In the study, there are several input / output rounds required to help the team
solve complex real-world data problems. A deep dive can be found here.
11.
linear regression. of
linear regression in the relation between two variables, adjusting a linear
equation to the observed data. In doing so, an unknown variable can be
predicted from variables related to known. A simple example is the relationship
between height and weight of an individual.
12.
A / B tests Commonly
used in product development, testing, A / B is a randomized test in which to
test two variants to determine the best course of action. For example, as it is
known, it tried several shades of Google's blue to determine which tone got the
most clicks.
13.
Hypothesis testing. Test the hypothesis that the use of statistics to
determine the probability that the null hypothesis is correct. It is often used
in clinical research.
14.
Statistical power. Statistical power is likely to make a decision about
the right to reject the null hypothesis when the null hypothesis is false. In
other words, the probability of the study detecting whether there is an
influence effect can be detected. A high statistical power means less likely to
erroneously conclude that they have a variable effect.
15.
Standard errors. The standard error is a measure of the accuracy of the
statistical estimate. A large sample size of standard error decreases.
16.
Causal inference is
the process of verifying that there is a relationship between cause and effect
in a given situation, the purpose of analyzing many data in the social and
health sciences. They generally require not only good data and algorithms but
also experience in the subject.
17. The
exploratory data analysis(EDA). EDA is often the first step in analyzing
datasets. With EDA techniques, data scientists can summarize the key features
of a dataset and report on the development of a more complex model or the next
logical step.
18.
The data view. A
key component of scientific data, data visualizations that are visual
representations of text-based information, and better detection and recognition
of patterns, trends and correlations. This helps people understand the meaning
of the data by putting it in a visual context.
19.
R. R
is a programming language and software environment for statistical computation.

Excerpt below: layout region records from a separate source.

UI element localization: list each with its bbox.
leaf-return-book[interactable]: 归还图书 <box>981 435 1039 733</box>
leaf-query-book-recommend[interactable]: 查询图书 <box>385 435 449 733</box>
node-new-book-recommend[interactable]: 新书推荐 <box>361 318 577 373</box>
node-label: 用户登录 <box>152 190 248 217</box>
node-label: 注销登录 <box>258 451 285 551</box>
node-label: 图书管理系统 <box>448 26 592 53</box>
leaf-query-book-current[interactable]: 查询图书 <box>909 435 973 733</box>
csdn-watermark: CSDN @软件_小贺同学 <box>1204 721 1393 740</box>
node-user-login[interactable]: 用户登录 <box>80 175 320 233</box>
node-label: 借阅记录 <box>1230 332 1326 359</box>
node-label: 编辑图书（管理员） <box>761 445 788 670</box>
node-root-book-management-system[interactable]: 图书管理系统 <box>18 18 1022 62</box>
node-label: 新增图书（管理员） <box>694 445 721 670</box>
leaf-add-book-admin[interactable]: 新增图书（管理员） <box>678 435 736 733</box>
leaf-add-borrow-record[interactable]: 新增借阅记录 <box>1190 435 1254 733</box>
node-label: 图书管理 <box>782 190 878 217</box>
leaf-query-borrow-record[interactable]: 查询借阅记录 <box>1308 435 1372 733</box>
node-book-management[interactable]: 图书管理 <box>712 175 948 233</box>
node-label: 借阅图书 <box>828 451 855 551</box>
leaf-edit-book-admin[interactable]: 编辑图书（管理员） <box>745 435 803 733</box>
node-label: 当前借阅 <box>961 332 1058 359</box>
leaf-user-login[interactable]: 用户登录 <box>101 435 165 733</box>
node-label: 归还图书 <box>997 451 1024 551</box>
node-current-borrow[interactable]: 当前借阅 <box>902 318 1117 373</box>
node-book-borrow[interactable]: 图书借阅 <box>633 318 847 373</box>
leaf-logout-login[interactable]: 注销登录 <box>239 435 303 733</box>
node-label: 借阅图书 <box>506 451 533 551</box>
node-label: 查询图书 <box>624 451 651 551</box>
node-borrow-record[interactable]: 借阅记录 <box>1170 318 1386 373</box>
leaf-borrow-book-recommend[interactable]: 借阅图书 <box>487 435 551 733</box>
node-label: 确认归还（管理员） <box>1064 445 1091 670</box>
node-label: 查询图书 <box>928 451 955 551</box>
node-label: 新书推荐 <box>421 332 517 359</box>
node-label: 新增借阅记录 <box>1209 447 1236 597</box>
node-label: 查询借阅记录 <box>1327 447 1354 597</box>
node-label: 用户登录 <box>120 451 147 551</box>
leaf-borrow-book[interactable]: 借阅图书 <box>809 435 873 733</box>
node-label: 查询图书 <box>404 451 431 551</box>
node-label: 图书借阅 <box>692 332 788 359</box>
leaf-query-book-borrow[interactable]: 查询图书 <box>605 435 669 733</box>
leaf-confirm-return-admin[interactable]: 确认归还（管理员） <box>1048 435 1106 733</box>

R language widely used between statistics and data mining for software
development and statistical analysis of data.
20.
Python is
a programming language for the general purpose programming language and is used
to manipulate and store data. Many websites are subject to traffic, like
YouTube, which is done using Python.
21.
SQL. Structured
query language or SQL is another programming language used to perform tasks
such as updating or retrieving data to a database.
22.
ETL. ETL
is the type of data integration that refers to three stages (extraction,
transformation, loading) to mix data from multiple sources. It is often used to
build a data warehouse. An important aspect of data storage is that it
consolidates data from multiple sources and transforms it into a common utility
format. For example, ETL normalizes data from various departments and business
processes to be consistent and standardized.
23.
GitHub. GitHub
is a code for exchanging and publishing services, as well as a community of
developers. It provides access control and many collaboration functions, such
as error tracing, resource requests, task management, and wikis for each
project. GitHub offers both repositories and private accounts are free, usually
used to host the open source project software.
24. Data
Models define how datasets are connected to each other and how they
are processed and stored inside a system. The data model that shows the structure of
a database, even in relation to the limitations of scientific data, helps to
understand how data can be stored and manipulated better.
25.
Data warehouse. A
data warehouse is a repository in which all data collected by an organization
is stored in use as a guide to make management decisions.